Regulators the 21,000-member CU contacted said branch reassignments were typically made based on the location of the member's residence and/or employment, which left the option open for a CU to tailor-make this decision according to its own operations.
"With so many opinions, attitudes and approaches, we discovered that there was a need for additional dialogue within the industry regarding branch reassignments, and that we weren't alone in wanting more in-depth exchanges of information on the subject," Reilly says. "Ultimately, rather than reassigning our full demographic located near our new branch location, we decided to reassign only those members who used the new branch as their primary branch."
SF Police CU's host system is ULTRADATA [parent company Harland Financial Solutions, Portland, Ore., is a member of CUES FSF], and the implementation of the credit union's reassignment strategy coincided with the initiation of the branch accounting feature available to ULTRADATA clients.
"Our branch reporting reflects membership statistics specific to shares, loans and certificates regardless of where the member opened the account," Reilly says. "Branch production is now measurable and specific. The net result is that branch accounting is a significant and essential component of our total branch profitability analysis."

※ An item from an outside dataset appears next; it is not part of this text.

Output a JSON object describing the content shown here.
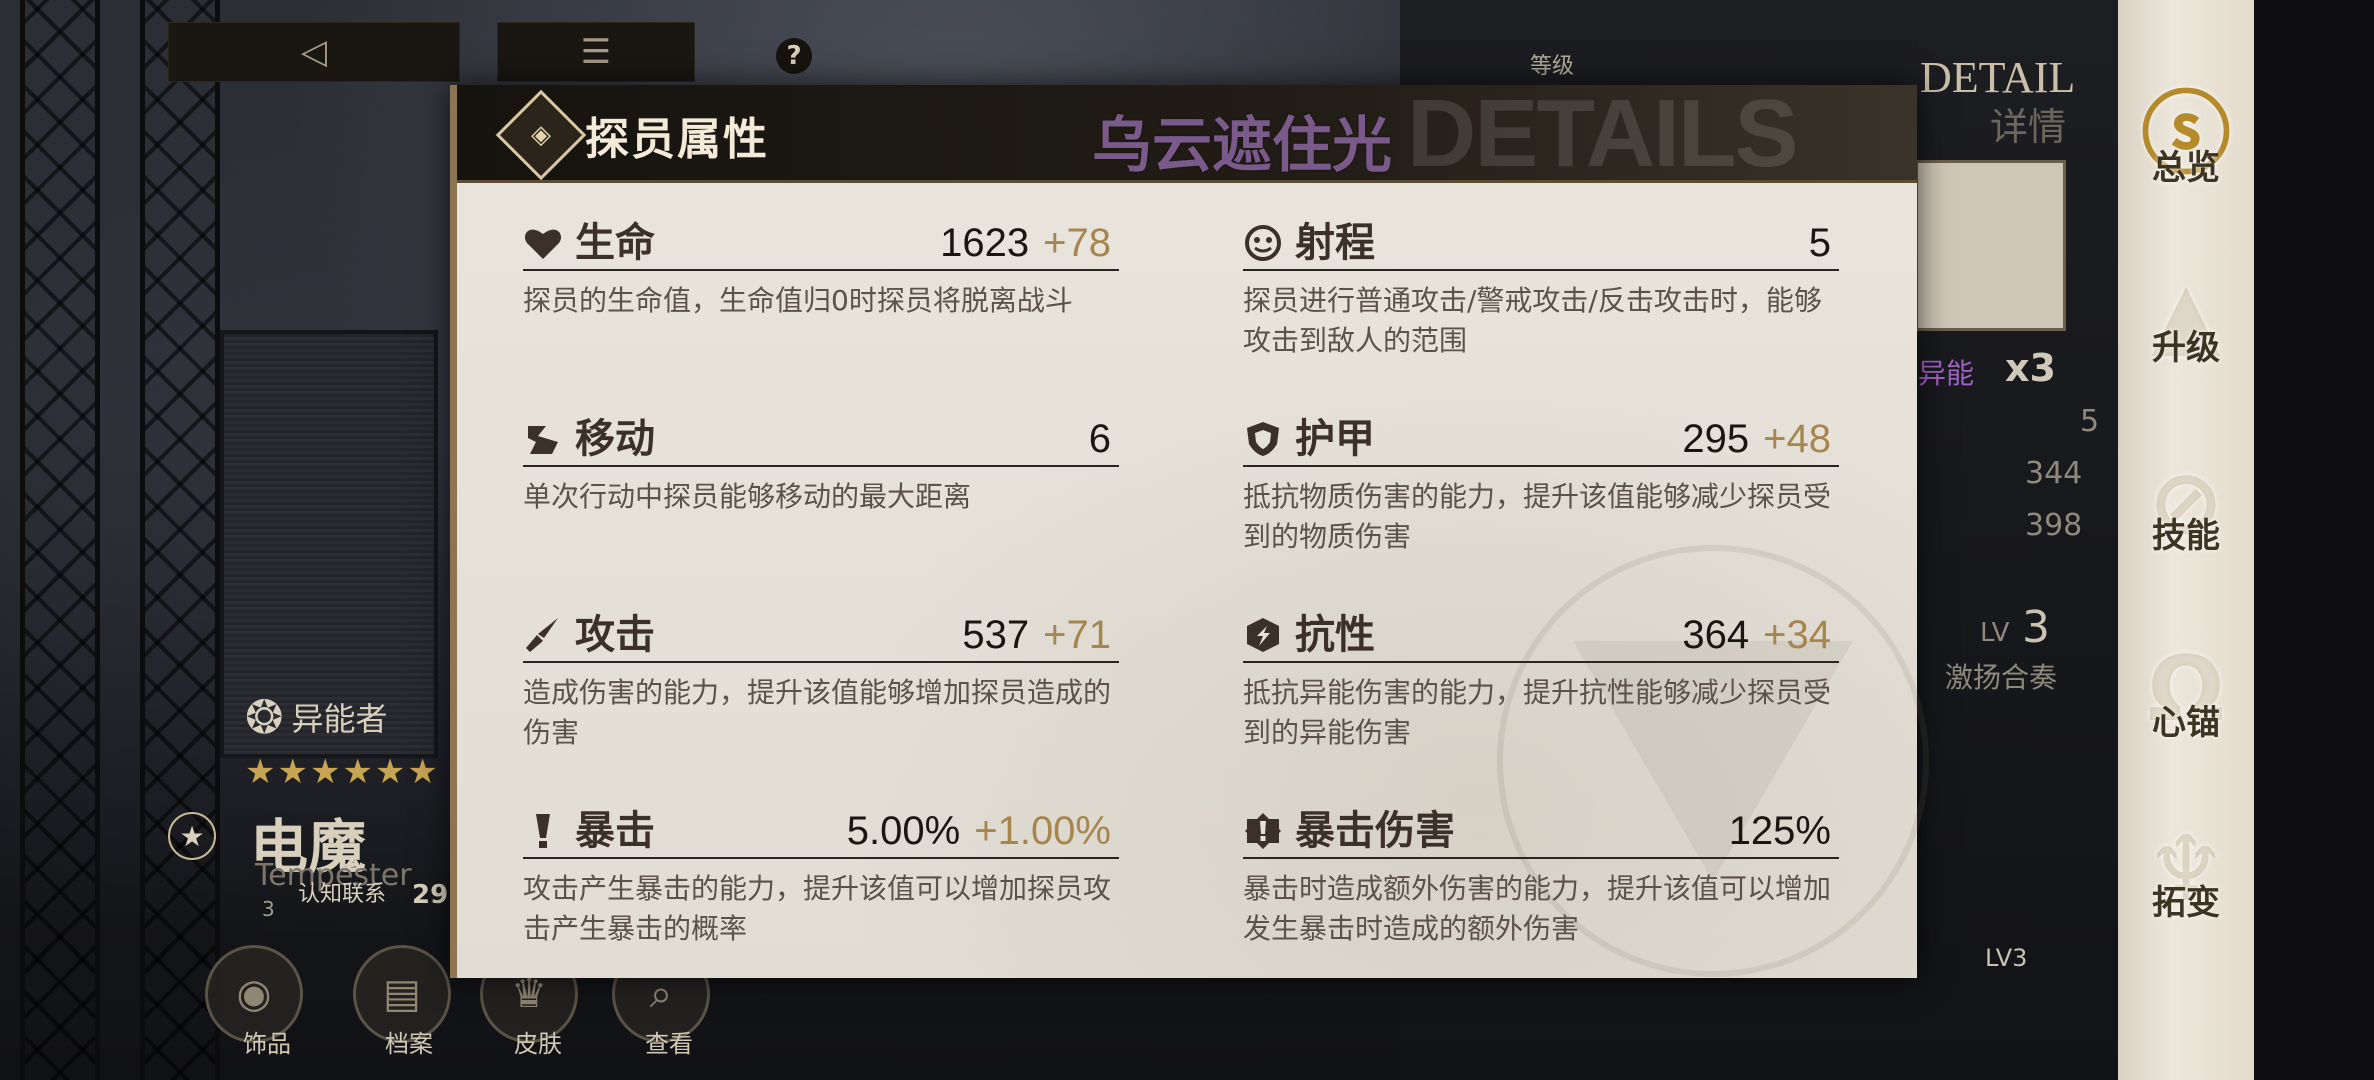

Vogeney follows the same basic approach. "At Ent, with branch profitability analysis, we allocate loans by the branch where members do business," he explains. "For example, say we made a loan to John Smith at our South Side branch. Some might allocate it to that branch for the life of the loan. But say John moves to the North Side. We'll then reallocate his loan to the north branch. Is it right? That's the $64,000 question."
Continual tweaking and refining of branch profitability systems is the norm, says Vogeney. "Anyone who says they've got branch profitability down and it's perfect is a distant cousin of Pinocchio."
Mary S. Gilbert owns The Gilbert Group, Pittsburgh.